Mais les données des communautés autonomes la contredisent. En réalité, ce jour-là, 38 morts, comme l’ISCIII collecte dans les statistiques avec les données corrigées qui montrent le retard dans le chargement des données.

Ce n’était pas le premier jour que les décès dus au coronavirus n’étaient pas ajoutés au rapport sur la santé. Le 31 mai, le décompte est passé à 27127 décès, un chiffre qui s’est maintenu fixe pendant trois jours, jusqu’au 3 juin lorsque, quelques heures après les propos du président du gouvernement, le rapport publié par le ministère de la Santé a ajouté un nouveau défunt en Espagne en raison du COVID-19.

Mais ces chiffres n’étaient pas dus au fait que personne en Espagne ne mourait du coronavirus. Depuis la semaine précédente, le rapport préparé par le ministère de la Santé a ajouté un astérisque dans les chiffres de décès, en précisant qu ‘«une validation individualisée des cas est en cours, de sorte qu’il peut y avoir des écarts par rapport à la notification globale des jours précédents».

Une journée avec des morts négatives

Le 25 mai, les informations fournies par le ministère de la Santé dans son rapport ont également changé. Sur la base de ce rapport, le nombre de décès avec date de décès au cours des sept derniers jours a été proposé, tandis que dans les documents précédents, le nombre de nouveaux décès était proposé. Ainsi, le décompte national des décès est passé de 28 752 décès le 24 mai à 26 834 le lendemain.

Ce changement de format a également entraîné un nouvel astérisque, qui est arrivé le 27 mai. Dans ce nouvel astérisque, il avertit qu ‘«une validation des cas décédés était en cours qui permettra de corriger les séries historiques qui seront mises à jour chaque semaine. Seuls les cas dans lesquels la date de décès est la veille sont ajoutés au total sur une base quotidienne au moment de la préparation de ce rapport ».

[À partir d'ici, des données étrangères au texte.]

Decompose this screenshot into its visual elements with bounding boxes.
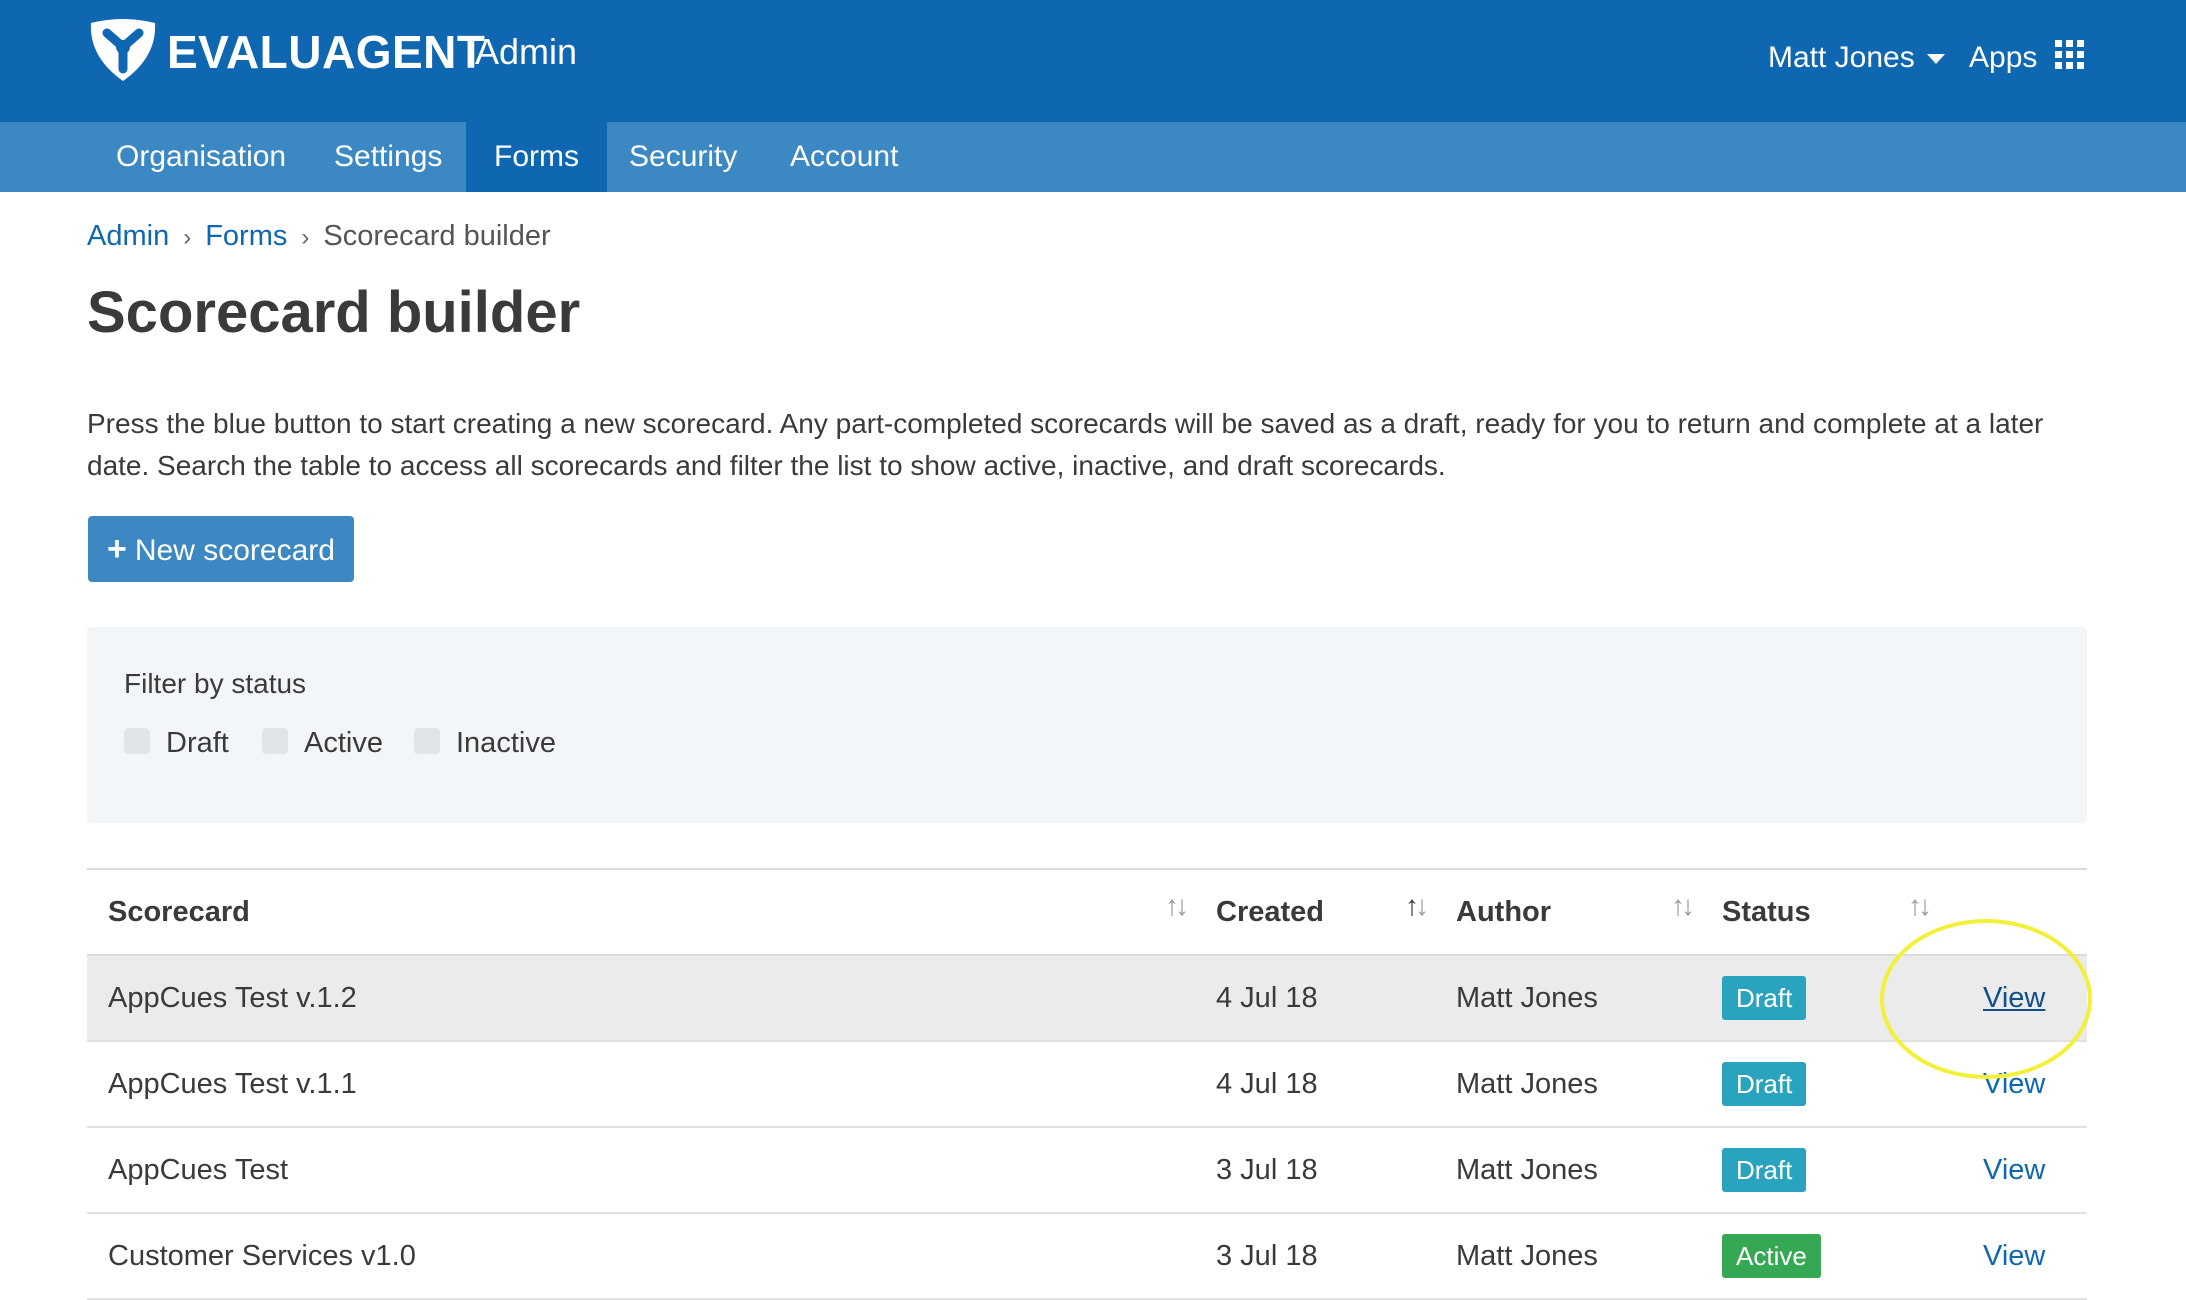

Ces deux astérisques résument l’un des plus gros problèmes rencontrés avec les données de santé sur la pandémie, et en particulier au cours de ces semaines. La révision des données a fait que seules les données sur les décès de la veille ont été ajoutées au rapport, ce qui, en raison du retard dans la notification de certaines communautés, signifie qu’aucun nouveau décès n’a été compté.

Mais, comme le montrent les données, le jour même où Sánchez a déclaré qu’il n’y avait pas de décès en Espagne, le rapport du ministère de la Santé a ajouté un nouveau défunt à son registre. Et, plus tard, les données consolidées de l’ISCIII montrent que ce jour-là, il y a eu 38 décès par coronavirus en Espagne.